En la residencia y centro de día Albertia Lugo una de las Terapias No Farmacológicas es la terapia funcional. Esta terapia aplicada a personas mayores con enfoque en la destreza manual es un recurso clave para mejorar la calidad de vida de esta población.

A medida que se envejece es común que la destreza manual se vea afectada por el deterioro natural de las habilidades motoras, enfermedades como la artritis o condiciones neurológicas como el Parkinson. Estos cambios pueden limitar la capacidad de realizar actividades cotidianas como vestirse, escribir o manipular objetos pequeños. Además, buscar intervenir de manera específica para mejorar o mantener estas habilidades esenciales.
Objetivo de la terapia
El objetivo principal de esta terapia es trabajar sobre la funcionalidad de las manos y dedos, mediante ejercicios que mejoren la fuerza, la coordinación, la flexibilidad y la precisión en los movimientos finos. Para ello, los terapeutas diseñan ejercicios personalizados que simulan actividades reales, como abotonar una camisa, girar una llave o usar cubiertos, con el fin de fortalecer los músculos de la mano y mejorar la coordinación ojo-mano.
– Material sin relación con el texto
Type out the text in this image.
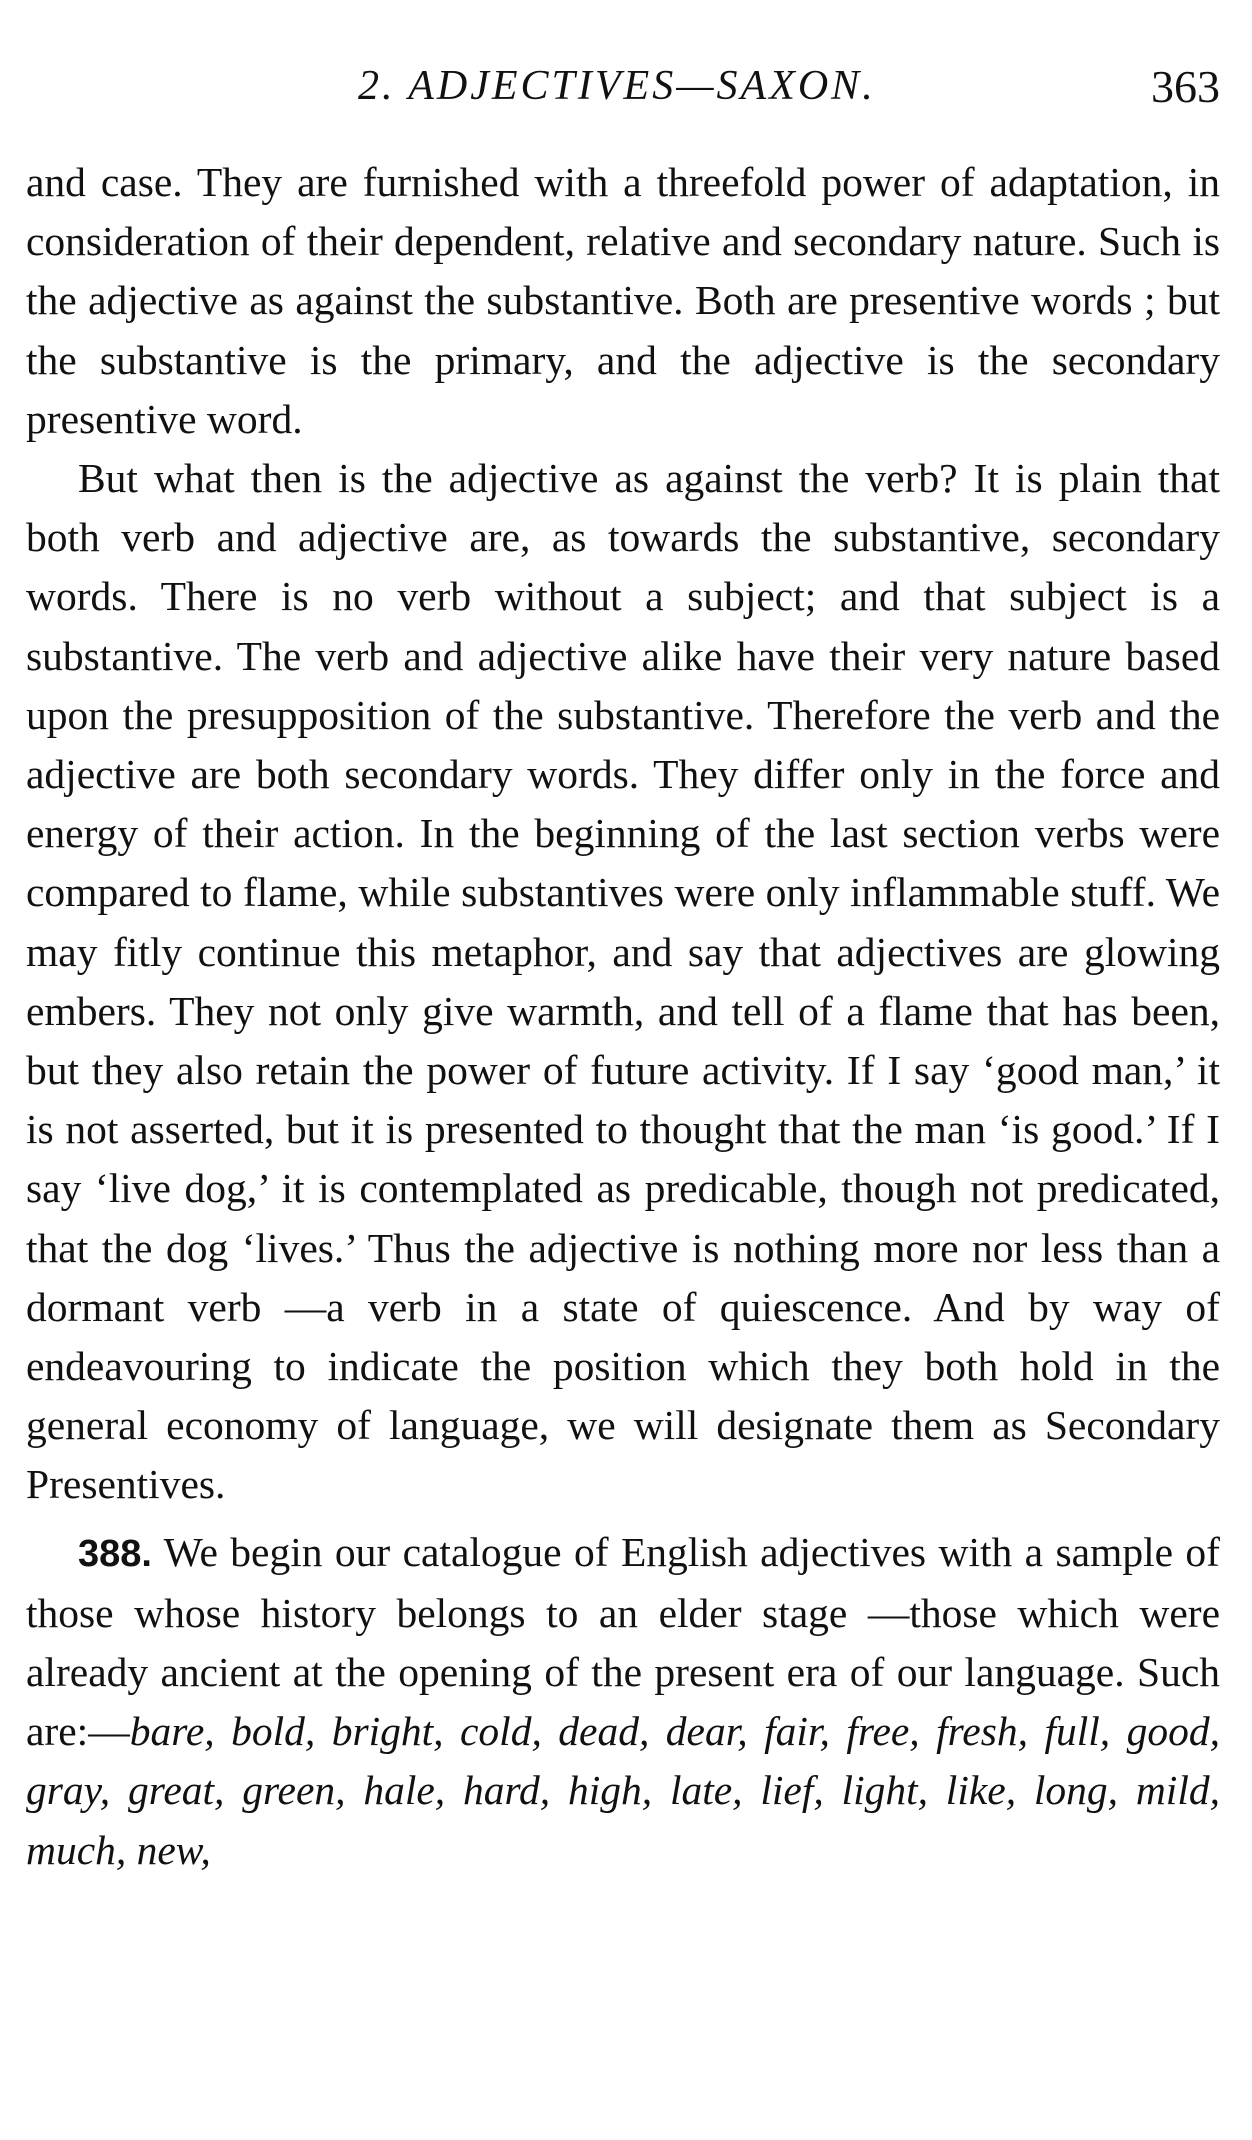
2. ADJECTIVES—SAXON.	363

and case. They are furnished with a threefold power of adaptation, in consideration of their dependent, relative and secondary nature. Such is the adjective as against the substantive. Both are presentive words ; but the substantive is the primary, and the adjective is the secondary presentive word.

But what then is the adjective as against the verb? It is plain that both verb and adjective are, as towards the substantive, secondary words. There is no verb without a subject; and that subject is a substantive. The verb and adjective alike have their very nature based upon the presupposition of the substantive. Therefore the verb and the adjective are both secondary words. They differ only in the force and energy of their action. In the beginning of the last section verbs were compared to flame, while substantives were only inflammable stuff. We may fitly continue this metaphor, and say that adjectives are glowing embers. They not only give warmth, and tell of a flame that has been, but they also retain the power of future activity. If I say ‘good man,’ it is not asserted, but it is presented to thought that the man ‘is good.’ If I say ‘live dog,’ it is contemplated as predicable, though not predicated, that the dog ‘lives.’ Thus the adjective is nothing more nor less than a dormant verb —a verb in a state of quiescence. And by way of endeavouring to indicate the position which they both hold in the general economy of language, we will designate them as Secondary Presentives.

388. We begin our catalogue of English adjectives with a sample of those whose history belongs to an elder stage —those which were already ancient at the opening of the present era of our language. Such are:—bare, bold, bright, cold, dead, dear, fair, free, fresh, full, good, gray, great, green, hale, hard, high, late, lief, light, like, long, mild, much, new,
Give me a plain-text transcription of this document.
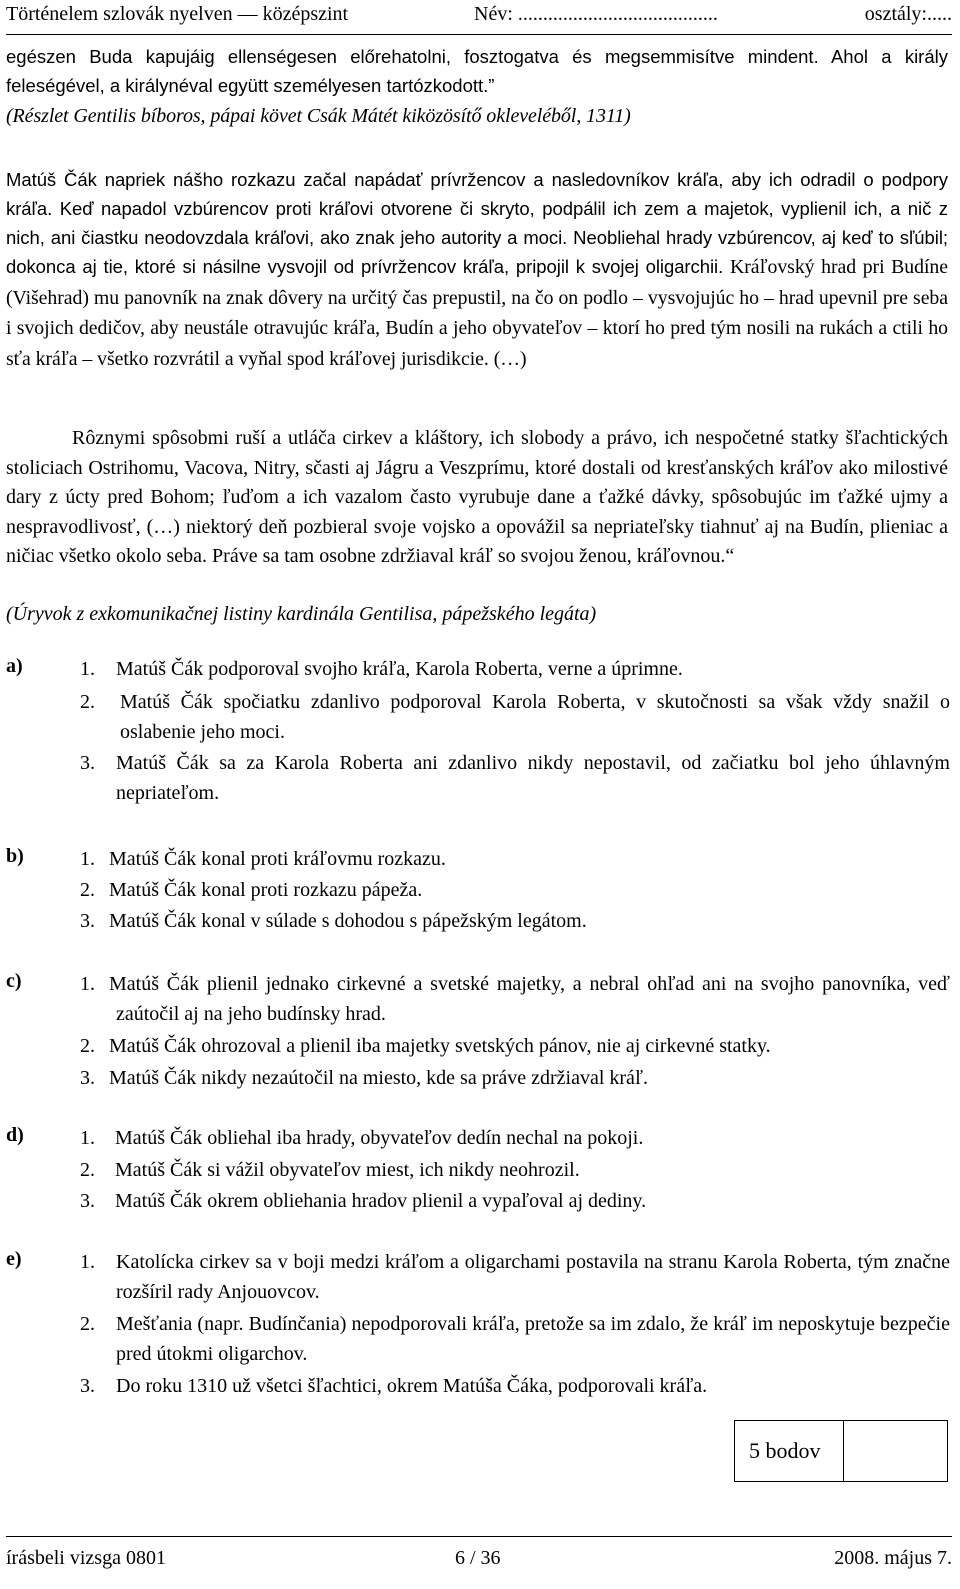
Történelem szlovák nyelven — középszint	Név: ........................................	osztály:.....
egészen Buda kapujáig ellenségesen előrehatolni, fosztogatva és megsemmisítve mindent. Ahol a király feleségével, a királynéval együtt személyesen tartózkodott.”
(Részlet Gentilis bíboros, pápai követ Csák Mátét kiközösítő okleveléből, 1311)
Matúš Čák napriek nášho rozkazu začal napádať prívržencov a nasledovníkov kráľa, aby ich odradil o podpory kráľa. Keď napadol vzbúrencov proti kráľovi otvorene či skryto, podpálil ich zem a majetok, vyplienil ich, a nič z nich, ani čiastku neodovzdala kráľovi, ako znak jeho autority a moci. Neobliehal hrady vzbúrencov, aj keď to sľúbil; dokonca aj tie, ktoré si násilne vysvojil od prívržencov kráľa, pripojil k svojej oligarchii. Kráľovský hrad pri Budíne (Višehrad) mu panovník na znak dôvery na určitý čas prepustil, na čo on podlo – vysvojujúc ho – hrad upevnil pre seba i svojich dedičov, aby neustále otravujúc kráľa, Budín a jeho obyvateľov – ktorí ho pred tým nosili na rukách a ctili ho sťa kráľa – všetko rozvrátil a vyňal spod kráľovej jurisdikcie. (…)
Rôznymi spôsobmi ruší a utláča cirkev a kláštory, ich slobody a právo, ich nespočetné statky šľachtických stoliciach Ostrihomu, Vacova, Nitry, sčasti aj Jágru a Veszprímu, ktoré dostali od kresťanských kráľov ako milostivé dary z úcty pred Bohom; ľuďom a ich vazalom často vyrubuje dane a ťažké dávky, spôsobujúc im ťažké ujmy a nespravodlivosť, (…) niektorý deň pozbieral svoje vojsko a opovážil sa nepriateľsky tiahnuť aj na Budín, plieniac a ničiac všetko okolo seba. Práve sa tam osobne zdržiaval kráľ so svojou ženou, kráľovnou.“
(Úryvok z exkomunikačnej listiny kardinála Gentilisa, pápežského legáta)
a)	1.	Matúš Čák podporoval svojho kráľa, Karola Roberta, verne a úprimne.
2.	Matúš Čák spočiatku zdanlivo podporoval Karola Roberta, v skutočnosti sa však vždy snažil o oslabenie jeho moci.
3.	Matúš Čák sa za Karola Roberta ani zdanlivo nikdy nepostavil, od začiatku bol jeho úhlavným nepriateľom.
b)	1. Matúš Čák konal proti kráľovmu rozkazu.
2. Matúš Čák konal proti rozkazu pápeža.
3. Matúš Čák konal v súlade s dohodou s pápežským legátom.
c)	1. Matúš Čák plienil jednako cirkevné a svetské majetky, a nebral ohľad ani na svojho panovníka, veď zaútočil aj na jeho budínsky hrad.
2. Matúš Čák ohrozoval a plienil iba majetky svetských pánov, nie aj cirkevné statky.
3. Matúš Čák nikdy nezaútočil na miesto, kde sa práve zdržiaval kráľ.
d)	1.	Matúš Čák obliehal iba hrady, obyvateľov dedín nechal na pokoji.
2.	Matúš Čák si vážil obyvateľov miest, ich nikdy neohrozil.
3.	Matúš Čák okrem obliehania hradov plienil a vypaľoval aj dediny.
e)	1.	Katolícka cirkev sa v boji medzi kráľom a oligarchami postavila na stranu Karola Roberta, tým značne rozšíril rady Anjouovcov.
2.	Mešťania (napr. Budínčania) nepodporovali kráľa, pretože sa im zdalo, že kráľ im neposkytuje bezpečie pred útokmi oligarchov.
3.	Do roku 1310 už všetci šľachtici, okrem Matúša Čáka, podporovali kráľa.
5 bodov
írásbeli vizsga 0801	6 / 36	2008. május 7.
Además, se emplean herramientas como pelotas de goma, masillas de resistencia y elementos de construcción de piezas, que ayudan a mejorar la movilidad y la destreza manual de forma.
En personas mayores todo esto también tiene un impacto positivo en la independencia. Al mantener o recuperar la capacidad de realizar tareas manuales, se promueve la autonomía, lo que contribuye a una mayor autoestima y bienestar emocional. Asimismo, la terapia funcional puede ser preventiva, al reducir el riesgo de caídas o accidentes derivados de la pérdida de control de las manos.

Finalmente, este tipo de intervención no solo tiene un impacto físico, sino que también estimula la mente. Estas actividades involucran procesos cognitivos que ayudan a mantener activas funciones como la atención, la memoria y la concentración, apoyando un envejecimiento más saludable.